Что до мисс Виллы и всего сказанного, таковы факты, как я их знаю, но, поскольку источником их служит моя мать, — делите на машинке. Хотя в этой истории есть своя логика. А как еще костлявый и полунемой славянский беженец/ликвидатор мог бы соблазнить мою мать? Правду сказать, не будь он таким кротким человеком, я, глядишь, подумал бы, что я плод насилия. Впрочем, дорогие Американские авиалинии, как и почему меня зачали, конечно, интересует вас не больше, чем розовая задница опоссума. На сей момент вы, несомненно, предпочли бы, чтобы меня не зачинали вообще, и не стану врать, будто тут я не на вашей стороне. Посадите в наш сектор Стеллу, и мы сможем организовать болельщицкую волну. В общем, я прошу простить меня за это игривое отступление в мою генеалогию. Очевидно, что мне стоило быть русским романистом: я даже сраное требование о возмещении не могу написать, не углубившись в собственное родословие.

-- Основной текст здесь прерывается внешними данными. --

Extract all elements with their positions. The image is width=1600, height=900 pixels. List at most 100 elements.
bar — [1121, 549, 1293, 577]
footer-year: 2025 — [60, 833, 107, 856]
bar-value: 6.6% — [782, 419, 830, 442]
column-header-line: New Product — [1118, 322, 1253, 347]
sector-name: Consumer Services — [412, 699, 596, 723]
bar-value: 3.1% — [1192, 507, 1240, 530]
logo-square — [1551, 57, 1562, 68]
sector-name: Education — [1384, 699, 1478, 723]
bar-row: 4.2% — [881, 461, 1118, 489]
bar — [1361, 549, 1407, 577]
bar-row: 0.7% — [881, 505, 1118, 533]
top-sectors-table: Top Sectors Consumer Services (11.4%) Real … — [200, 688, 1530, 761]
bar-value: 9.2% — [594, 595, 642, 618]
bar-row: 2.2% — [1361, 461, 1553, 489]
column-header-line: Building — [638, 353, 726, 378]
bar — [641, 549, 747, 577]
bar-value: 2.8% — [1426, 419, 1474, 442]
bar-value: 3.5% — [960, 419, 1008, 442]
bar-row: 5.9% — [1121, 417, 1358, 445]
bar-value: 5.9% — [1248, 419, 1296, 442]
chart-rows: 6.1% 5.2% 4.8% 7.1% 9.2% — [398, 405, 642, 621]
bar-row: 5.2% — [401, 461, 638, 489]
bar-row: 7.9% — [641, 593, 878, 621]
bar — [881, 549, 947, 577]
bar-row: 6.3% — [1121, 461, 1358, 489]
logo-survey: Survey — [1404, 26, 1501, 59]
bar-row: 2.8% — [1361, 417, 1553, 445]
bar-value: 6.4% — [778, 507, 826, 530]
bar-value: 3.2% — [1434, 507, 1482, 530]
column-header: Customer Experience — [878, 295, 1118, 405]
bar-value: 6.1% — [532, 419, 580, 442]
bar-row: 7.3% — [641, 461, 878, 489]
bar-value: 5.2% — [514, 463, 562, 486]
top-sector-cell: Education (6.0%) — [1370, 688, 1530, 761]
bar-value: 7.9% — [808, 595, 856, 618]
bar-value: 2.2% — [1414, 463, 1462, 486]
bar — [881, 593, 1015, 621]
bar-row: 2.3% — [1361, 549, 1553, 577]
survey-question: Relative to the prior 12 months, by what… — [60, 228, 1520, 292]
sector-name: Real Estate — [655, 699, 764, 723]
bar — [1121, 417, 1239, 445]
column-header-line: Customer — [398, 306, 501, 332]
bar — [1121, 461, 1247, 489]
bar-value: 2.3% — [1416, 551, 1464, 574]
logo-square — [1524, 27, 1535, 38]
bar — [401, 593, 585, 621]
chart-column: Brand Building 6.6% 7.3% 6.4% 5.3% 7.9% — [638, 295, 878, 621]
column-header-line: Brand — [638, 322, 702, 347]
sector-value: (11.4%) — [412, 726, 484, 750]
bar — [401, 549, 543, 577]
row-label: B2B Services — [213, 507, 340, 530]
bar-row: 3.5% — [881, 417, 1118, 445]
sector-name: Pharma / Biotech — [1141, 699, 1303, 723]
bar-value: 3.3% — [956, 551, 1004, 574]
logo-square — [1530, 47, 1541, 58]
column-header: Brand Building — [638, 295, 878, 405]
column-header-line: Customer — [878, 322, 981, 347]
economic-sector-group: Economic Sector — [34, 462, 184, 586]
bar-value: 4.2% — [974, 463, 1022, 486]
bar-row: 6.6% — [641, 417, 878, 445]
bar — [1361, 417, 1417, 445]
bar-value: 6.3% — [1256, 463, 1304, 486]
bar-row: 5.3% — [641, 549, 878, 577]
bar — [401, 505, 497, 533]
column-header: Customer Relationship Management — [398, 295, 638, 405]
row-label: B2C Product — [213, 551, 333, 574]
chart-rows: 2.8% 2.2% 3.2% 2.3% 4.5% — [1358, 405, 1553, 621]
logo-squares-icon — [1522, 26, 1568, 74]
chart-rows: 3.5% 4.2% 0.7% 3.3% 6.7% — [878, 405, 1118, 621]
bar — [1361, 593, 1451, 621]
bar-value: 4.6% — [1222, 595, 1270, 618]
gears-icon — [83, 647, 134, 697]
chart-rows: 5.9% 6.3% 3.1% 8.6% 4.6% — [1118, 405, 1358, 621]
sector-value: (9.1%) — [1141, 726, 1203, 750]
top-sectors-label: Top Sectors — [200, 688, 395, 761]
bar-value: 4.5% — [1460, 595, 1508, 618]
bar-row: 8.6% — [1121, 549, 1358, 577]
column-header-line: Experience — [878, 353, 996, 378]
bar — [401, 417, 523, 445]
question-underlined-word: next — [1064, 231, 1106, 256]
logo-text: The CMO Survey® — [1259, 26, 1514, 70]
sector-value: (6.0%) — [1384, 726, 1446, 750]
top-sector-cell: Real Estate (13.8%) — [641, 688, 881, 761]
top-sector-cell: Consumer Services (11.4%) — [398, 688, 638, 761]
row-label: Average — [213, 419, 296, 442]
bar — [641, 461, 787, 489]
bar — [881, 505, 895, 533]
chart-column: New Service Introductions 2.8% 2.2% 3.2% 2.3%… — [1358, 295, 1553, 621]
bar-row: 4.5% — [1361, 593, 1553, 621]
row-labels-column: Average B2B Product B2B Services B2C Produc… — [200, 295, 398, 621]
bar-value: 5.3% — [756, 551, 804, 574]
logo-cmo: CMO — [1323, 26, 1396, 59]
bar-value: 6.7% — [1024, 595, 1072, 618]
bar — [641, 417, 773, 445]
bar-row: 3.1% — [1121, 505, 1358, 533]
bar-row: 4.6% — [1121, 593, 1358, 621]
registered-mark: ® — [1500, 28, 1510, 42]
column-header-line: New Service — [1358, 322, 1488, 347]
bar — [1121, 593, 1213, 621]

Только это не какое-нибудь сраное требование возмещения, учтите. Я не уверен, что вы успели понять, но с этим рейсом я пролетаю много больше, чем на 392 доллара 68 центов.
Пожалуй, надо объяснить.
Зимой 1978-го я стал отцом. Сразу скажу: помимо своей воли, поскольку мою дочь, как и меня, зачали случайно. Авраам родил Исаака, а случай родил случай. Ужасу моего нежданного отцовства предшествовала ночь на устланном одеялами балконе. После трех месяцев головокружительного романа я только что переехал к Стелле в Айришченнел,[22] в квартиру в двухэтажном доме с галереей, притащив туда в основном книги, — и вообще-то, вряд ли что-нибудь кроме книг. Это было типичное съемное жилье аспиранта, обшарпанное и захламленное, но очаровательно богемное. Мы праздновали нашу первую ночь под одной крышей, приготовили что-то устричное из «Грошовой книги рецептов креольской кухни», доставшейся мне от покойной бабки, и откупорили бутылку рейнского «Гало», мы считали его тогда чем-то особенным. Стояла теплая весенняя ночь, цветущие магнолии пропитали весь район запахом лимонада, и мы решили расположиться на балконе. Стелла зажгла свечи, мы курили косяк и травили анекдоты, от которых смеялись до слез, а потом, когда мы занимались любовью (как бы противен ни был мне этот эвфемизм, мы делали именно это) и Стелла была на мне, я написал кончиком пальца по ее влажной спине Я ТЕБЯ ЛЮБЛЮ. Мы остались там на всю ночь, и на рассвете нас окружали яркие лужицы растопленного парафина.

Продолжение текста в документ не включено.